The viola was long regarded as the Cinderella of string instruments until it was rescued from obscurity by Lionel Tertis (1876 – 1975). The recital given to Tickhill Music Society by the young violist Rosalind Ventris was given the title “Homage to Lionel Tertis” and featured a number of the works which he popularised. Viola soloists are handicapped by having few works written exclusively for their instrument, and Rosalind confessed at the outset that her programme contained a number of pieces stolen from other instruments. The large audience quickly forgave her as she exploited the warm rich tone of her viola (an 18th century English instrument).
The recital started in fine style with a piece by Schumann, written originally for the new-fangled valve horn, but perfectly suited to the viola with its languorous tone and thrilling quaver runs. This was followed by a monumentally challenging Bach fugue for violin, and the first half closed with a performance of Schubert’s Arpeggione sonata.
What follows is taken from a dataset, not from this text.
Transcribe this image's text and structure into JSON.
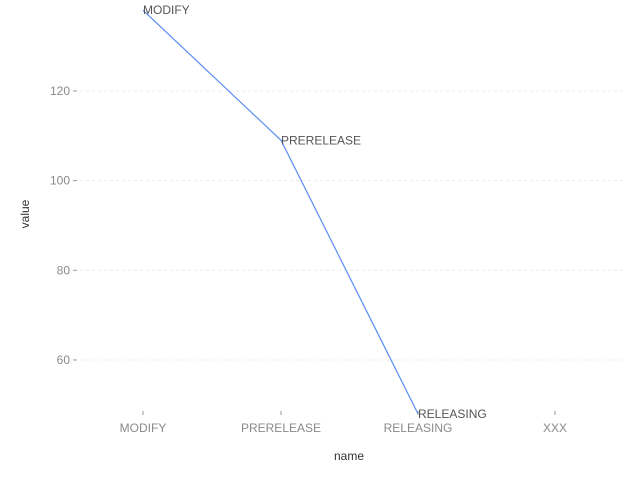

The latter was a form of bowed guitar, which flourished briefly in the 19th century, and nowadays the work is more often played on the cello, but is equally at home on the viola. In this, as in the Schumann, Rosalind was sympathetically accompanied by Richard Uttley on the piano.
After the interval there was a short prelude written by Howard Blake, of “Walking in the Air” fame, and the rest of the evening was given to a performance of a late sonata by Brahms, which he wrote in two versions – one for clarinet and the other for viola. This is a large work in the canon of chamber music, and requires an equal partnership of viola and piano, with the singing tone of the viola supported by the piano. Once again Tickhill Music Society enjoyed an evening of pure pleasure in the company of two young virtuosi.